By Attorneys Robert L. Reeves and Elsie Hui Arias
As previously discussed in our column, immigrant workers can move (or “port”) to a new employer during the adjustment of status process under the American Competitiveness in the 21st Century Act (“AC21”) which Congress passed in October 2000. However, the practical application of this law continues to be interpreted by the U.S. Citizenship and Immigration Services (USCIS). Two administrative courts have recently restricted the conditions under which immigrant workers can port to a new employer while preserving their employment-based applications for adjustment of status.
The USCIS recently announced that it is adopting a precedent decision from the Administrative Appeals Office (AAO) that holds that I-140 visa petitions must be approved before an immigrant worker can port to a new employer for a job offer in the “same or similar occupational classification.” While the USCIS states that this new policy conforms to its interpretation of AC21 in a memo issued by William Yates in May 2005, it actually appears that the USCIS is retreating from its more generous application of AC21 portability.

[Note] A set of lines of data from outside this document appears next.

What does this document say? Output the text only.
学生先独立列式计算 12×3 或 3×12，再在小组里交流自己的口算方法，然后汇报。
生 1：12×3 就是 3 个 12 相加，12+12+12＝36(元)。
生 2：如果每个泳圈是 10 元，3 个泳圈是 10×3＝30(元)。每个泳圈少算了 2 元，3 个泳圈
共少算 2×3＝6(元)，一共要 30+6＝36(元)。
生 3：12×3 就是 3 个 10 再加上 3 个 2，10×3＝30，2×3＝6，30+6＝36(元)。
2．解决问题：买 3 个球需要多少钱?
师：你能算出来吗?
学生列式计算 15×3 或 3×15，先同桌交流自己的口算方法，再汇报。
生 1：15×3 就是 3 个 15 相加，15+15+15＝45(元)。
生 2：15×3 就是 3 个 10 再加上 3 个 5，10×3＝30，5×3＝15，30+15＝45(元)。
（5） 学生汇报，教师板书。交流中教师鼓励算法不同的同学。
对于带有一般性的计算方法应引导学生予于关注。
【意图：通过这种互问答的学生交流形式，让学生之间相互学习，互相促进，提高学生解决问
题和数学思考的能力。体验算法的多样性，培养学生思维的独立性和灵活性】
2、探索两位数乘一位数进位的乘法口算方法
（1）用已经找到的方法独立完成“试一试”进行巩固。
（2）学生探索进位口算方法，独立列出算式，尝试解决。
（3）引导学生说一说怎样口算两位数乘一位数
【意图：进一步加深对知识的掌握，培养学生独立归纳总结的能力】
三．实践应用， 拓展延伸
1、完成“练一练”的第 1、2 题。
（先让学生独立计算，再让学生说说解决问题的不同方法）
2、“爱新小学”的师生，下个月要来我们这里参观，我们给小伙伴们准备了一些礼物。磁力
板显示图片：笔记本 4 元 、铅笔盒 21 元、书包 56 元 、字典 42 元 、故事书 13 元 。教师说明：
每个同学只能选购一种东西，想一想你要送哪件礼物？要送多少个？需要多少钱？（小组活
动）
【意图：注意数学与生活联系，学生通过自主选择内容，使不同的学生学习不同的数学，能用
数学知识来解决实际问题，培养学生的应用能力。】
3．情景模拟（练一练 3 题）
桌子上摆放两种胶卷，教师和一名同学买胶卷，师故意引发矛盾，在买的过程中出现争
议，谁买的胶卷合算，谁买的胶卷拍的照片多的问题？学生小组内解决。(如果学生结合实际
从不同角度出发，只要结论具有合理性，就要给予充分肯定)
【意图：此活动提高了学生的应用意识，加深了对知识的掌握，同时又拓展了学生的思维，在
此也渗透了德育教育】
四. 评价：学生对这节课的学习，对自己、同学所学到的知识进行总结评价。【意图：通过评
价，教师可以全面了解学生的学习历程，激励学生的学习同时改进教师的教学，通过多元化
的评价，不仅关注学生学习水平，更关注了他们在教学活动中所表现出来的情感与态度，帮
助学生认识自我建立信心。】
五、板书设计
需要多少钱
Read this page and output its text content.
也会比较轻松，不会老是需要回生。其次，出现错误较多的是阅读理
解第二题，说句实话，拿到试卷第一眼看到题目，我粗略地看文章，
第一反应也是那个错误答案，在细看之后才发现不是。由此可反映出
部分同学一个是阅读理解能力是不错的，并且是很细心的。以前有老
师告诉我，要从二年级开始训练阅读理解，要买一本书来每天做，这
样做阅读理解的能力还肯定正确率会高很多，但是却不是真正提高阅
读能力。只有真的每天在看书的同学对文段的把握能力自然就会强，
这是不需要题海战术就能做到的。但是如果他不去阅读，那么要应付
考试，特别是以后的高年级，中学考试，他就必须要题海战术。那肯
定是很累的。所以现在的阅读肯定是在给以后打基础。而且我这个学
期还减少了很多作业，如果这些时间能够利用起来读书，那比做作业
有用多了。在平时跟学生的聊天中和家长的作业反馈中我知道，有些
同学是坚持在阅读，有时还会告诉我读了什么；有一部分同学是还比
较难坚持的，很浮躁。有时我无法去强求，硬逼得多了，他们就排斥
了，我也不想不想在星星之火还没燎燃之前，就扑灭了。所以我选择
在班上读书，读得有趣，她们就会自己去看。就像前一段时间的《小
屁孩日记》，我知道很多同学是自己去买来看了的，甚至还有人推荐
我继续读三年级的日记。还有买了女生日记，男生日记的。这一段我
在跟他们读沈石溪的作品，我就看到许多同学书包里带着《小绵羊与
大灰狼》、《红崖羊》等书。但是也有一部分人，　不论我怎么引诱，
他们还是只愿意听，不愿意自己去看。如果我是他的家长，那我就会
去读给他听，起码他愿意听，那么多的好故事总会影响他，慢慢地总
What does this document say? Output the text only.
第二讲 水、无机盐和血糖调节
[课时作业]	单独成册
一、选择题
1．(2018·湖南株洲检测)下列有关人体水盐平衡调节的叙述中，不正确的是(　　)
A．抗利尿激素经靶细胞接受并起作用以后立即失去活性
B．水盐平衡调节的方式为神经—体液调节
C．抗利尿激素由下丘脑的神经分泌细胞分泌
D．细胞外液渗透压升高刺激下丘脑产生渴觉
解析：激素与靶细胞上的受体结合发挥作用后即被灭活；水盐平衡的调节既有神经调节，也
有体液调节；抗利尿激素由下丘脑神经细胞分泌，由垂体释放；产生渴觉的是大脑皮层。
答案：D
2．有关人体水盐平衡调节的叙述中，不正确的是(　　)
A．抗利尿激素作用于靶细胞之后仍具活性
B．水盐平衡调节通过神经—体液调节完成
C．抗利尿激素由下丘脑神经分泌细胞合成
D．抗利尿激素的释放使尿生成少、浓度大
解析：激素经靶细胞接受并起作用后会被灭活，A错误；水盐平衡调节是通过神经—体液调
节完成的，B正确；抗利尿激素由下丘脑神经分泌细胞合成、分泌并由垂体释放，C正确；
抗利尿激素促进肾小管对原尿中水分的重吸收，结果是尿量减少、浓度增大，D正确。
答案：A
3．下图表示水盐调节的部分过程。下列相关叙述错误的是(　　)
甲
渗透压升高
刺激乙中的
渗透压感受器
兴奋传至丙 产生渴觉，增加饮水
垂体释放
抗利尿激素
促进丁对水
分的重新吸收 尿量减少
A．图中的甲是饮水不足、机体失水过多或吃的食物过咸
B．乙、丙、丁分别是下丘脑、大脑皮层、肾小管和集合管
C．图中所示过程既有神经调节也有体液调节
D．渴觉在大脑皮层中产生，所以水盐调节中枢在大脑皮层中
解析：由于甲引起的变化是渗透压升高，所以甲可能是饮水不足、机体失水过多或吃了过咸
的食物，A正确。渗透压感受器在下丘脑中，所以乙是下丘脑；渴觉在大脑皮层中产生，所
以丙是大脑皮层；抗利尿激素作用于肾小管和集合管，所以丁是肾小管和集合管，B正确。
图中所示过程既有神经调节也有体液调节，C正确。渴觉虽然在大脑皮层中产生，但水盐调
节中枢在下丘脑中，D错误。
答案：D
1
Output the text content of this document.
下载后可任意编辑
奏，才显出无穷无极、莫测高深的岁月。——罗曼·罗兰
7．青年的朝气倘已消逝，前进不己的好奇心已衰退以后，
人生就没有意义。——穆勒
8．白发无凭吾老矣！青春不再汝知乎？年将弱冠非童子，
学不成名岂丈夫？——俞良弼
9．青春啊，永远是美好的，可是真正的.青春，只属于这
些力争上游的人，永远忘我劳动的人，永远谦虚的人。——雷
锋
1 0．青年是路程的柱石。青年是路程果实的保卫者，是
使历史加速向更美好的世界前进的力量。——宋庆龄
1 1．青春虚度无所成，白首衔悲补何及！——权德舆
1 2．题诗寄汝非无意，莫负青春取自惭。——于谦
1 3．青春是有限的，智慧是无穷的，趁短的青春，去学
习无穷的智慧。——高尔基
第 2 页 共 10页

In the May 2005 memorandum the USCIS stated that an immigrant worker could move to a new employer where the immigrant visa and adjustment of status applications had been pending for more than 180 days, even if the immigrant visa had not been approved, where the petition was “otherwise approvable.” If the USCIS could not determine if the immigrant visa petition was approvable based on the initial filing, the USCIS should then issue a request for evidence to which the original employer must respond satisfactorily. The May 2005 memorandum further provided that if the only issue in the immigrant visa petition was the employer’s “ability to pay” the proffered wage, the immigrant visa should still be approved.
Most immigrants obtaining permanent residency through an employer must undergo a three-step process: labor certification, immigrant visa petition (“I-140 visa”), and adjustment of status. The labor certification must be approved by the Department of Labor before filing the immigrant visa petition and adjustment application with the USCIS. To address the former INS’s inordinate delays in processing adjustment applications and provide immigrant workers with job flexibility, Congress passed AC21 to permit these workers to move to a new employer if they had a “valid” immigrant visa petition and their adjustment applications had been pending for at least 180 days.
Prior to the passage of AC21, I-140 visa petitions had to be approved before immigrant workers could file for adjustment. However, when the USCIS began accepting concurrent I-140 visa/adjustment filings in July 2002 and I-140 visas were unadjudicated within 180 days of filing, the question of whether the I-140 visa had to be approved before an immigrant worker could port to a new employer arose as a critical unanswered question. With the recent AAO decision and the USCIS’s announcement of adopting this decision as policy, it is now established that the I-140 visa must be approved before an immigrant worker can change employers.
The Board of Immigration Appeals (BIA), which primarily hears appeals arising from immigration court proceedings (removal/deportation), also recently issued a related decision on AC21 applicability. In In re Perez Vargas, the BIA held that an immigration judge lacks authority to determine the validity of an immigrant worker’s approved employment-based visa petition for AC21 portability purposes. In this case, the respondent had an approved I-140 visa petition and was attempting to adjust his status in immigration court through a new employer-sponsor. The BIA determined that an immigration judge does not have authority to determine whether an alien respondent can port to a new employer for purposes of adjusting his status because the federal regulations specifically only confer jurisdiction over such matters to the USCIS.
Obtaining employment-based permanent residency has become increasingly more difficult and complex. Employers or individuals seeking assistance with such matters should consult with knowledgeable and experienced immigration attorneys.